As to the second and third of these Congressional considerations, it is quite understandable why specific provision was made concerning proceedings against a surety. A surety is neither a creditor nor a bankrupt. It is not a party, as such, to bankruptcy proceedings. The obvious purpose, then was to subject such a surety to the jurisdiction of the court in which the bond was posted. This is spelled out both in § 69, sub. b and by incorporation of § 50, sub. n, see notes 3 and 4, supra. The fact that the amount fixed by the Bankruptcy Court is "to be paid by the obligors on such bond," § 69, sub. b, or that "collection" be enforced through appropriate process "from those liable on the bond," § 50, sub. n, does not make it any less the liability of the petitioning creditors. The bond is the security to assure payment. By its own terms, see note 6, supra, the obligation of the bond to pay is on the part of the principal, i. e., the petitioning creditor. The surety's obligation comes into existence only in the event of default. And, in any case, on ordinary principles of suretyship, there is an automatic duty of exoneration and reimbursement on the part of the principal to the surety. Restatement, Security §§ 111, 112; 50 Am.Jur., Suretyship, §§ 219-225. The ultimate payment, therefore, will be by the petitioning creditors with the surety being a mere conduit. The reference to "obligors on such bond" or those "liable on such bond" was also to make clear that only those specific creditors petitioning for the appointment of a receiver, and not other creditors, are to be liable for these consequential damages. 4 Collier § 69.04 at 871, note 9 and 873-874. Van Duser v. American Surety Co. of New York, 153 Misc. 715, 274 N.Y.S. 939; In re General Research Laboratories, Inc., D.C.N.Y., 7 F.2d 512.
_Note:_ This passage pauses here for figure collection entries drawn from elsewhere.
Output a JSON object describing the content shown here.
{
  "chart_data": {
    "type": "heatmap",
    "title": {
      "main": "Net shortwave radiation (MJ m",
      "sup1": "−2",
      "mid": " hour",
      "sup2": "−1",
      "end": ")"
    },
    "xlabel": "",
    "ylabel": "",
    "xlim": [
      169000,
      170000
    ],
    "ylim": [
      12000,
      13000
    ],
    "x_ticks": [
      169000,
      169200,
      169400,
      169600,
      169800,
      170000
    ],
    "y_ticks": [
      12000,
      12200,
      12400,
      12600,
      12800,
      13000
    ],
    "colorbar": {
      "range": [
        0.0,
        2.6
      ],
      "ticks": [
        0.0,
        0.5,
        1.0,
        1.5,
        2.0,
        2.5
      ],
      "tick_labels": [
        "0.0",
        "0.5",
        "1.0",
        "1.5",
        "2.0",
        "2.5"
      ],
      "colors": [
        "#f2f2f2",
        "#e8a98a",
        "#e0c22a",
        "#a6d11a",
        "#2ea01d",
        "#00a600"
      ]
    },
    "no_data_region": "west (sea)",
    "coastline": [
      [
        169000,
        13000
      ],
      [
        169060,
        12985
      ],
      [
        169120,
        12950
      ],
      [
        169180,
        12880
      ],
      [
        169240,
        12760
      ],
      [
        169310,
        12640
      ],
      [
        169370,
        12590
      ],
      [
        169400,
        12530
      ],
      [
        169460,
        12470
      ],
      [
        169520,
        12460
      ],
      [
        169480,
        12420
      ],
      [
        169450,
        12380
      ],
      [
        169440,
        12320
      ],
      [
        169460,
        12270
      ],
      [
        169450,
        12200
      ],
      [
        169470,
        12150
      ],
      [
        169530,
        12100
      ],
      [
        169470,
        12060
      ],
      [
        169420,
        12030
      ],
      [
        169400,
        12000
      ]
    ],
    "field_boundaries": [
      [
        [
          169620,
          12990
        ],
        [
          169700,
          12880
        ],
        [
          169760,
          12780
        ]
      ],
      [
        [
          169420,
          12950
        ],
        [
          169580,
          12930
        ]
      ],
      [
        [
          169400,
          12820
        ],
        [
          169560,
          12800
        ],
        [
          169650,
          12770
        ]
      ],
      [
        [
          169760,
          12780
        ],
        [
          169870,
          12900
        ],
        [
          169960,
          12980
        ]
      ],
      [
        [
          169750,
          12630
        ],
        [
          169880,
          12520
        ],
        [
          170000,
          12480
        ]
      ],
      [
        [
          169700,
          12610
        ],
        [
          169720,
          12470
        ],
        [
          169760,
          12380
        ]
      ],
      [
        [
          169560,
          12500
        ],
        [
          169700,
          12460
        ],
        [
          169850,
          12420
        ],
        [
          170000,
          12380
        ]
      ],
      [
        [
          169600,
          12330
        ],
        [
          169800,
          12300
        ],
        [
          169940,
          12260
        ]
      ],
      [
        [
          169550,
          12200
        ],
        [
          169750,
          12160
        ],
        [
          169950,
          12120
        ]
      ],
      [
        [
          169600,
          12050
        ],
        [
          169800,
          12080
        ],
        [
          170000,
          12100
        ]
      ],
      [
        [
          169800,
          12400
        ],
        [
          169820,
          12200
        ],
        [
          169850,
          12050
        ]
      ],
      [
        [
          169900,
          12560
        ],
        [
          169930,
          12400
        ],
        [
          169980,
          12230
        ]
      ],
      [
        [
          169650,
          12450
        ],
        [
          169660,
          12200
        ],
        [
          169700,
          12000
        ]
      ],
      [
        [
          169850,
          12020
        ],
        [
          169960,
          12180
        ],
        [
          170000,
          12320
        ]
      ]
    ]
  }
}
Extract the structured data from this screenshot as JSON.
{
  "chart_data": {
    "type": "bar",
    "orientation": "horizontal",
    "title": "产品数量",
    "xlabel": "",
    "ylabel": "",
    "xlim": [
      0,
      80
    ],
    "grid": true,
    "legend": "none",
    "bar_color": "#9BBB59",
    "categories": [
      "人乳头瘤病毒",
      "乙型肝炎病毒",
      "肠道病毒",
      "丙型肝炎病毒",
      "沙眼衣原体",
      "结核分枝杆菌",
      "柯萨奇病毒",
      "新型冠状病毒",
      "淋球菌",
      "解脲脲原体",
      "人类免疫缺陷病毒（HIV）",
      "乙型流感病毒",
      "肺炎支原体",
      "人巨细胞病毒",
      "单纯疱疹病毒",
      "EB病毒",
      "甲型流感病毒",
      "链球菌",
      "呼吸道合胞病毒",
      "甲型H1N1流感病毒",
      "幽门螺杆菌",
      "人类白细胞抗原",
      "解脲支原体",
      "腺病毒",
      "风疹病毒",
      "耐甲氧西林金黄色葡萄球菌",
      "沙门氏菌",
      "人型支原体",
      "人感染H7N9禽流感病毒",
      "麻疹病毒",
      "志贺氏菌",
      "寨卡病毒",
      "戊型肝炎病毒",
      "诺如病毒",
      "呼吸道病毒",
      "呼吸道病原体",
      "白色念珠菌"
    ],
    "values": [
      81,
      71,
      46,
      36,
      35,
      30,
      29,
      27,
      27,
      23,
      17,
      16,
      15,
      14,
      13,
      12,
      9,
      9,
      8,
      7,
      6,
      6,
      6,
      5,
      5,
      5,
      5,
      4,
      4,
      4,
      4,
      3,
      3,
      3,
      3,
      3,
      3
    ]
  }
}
It is now recognized that where a bond has been posted, the Court may award damages against the principals (petitioning creditors) in excess of the bond. 4 Collier § 69.04 at 874.7 This demonstrates that the bond does not create the liability. And since the bond is inadequate to the extent of such excess, it reflects as well that the bond is not indispensable to the operation of the procedural mechanism for determining damages.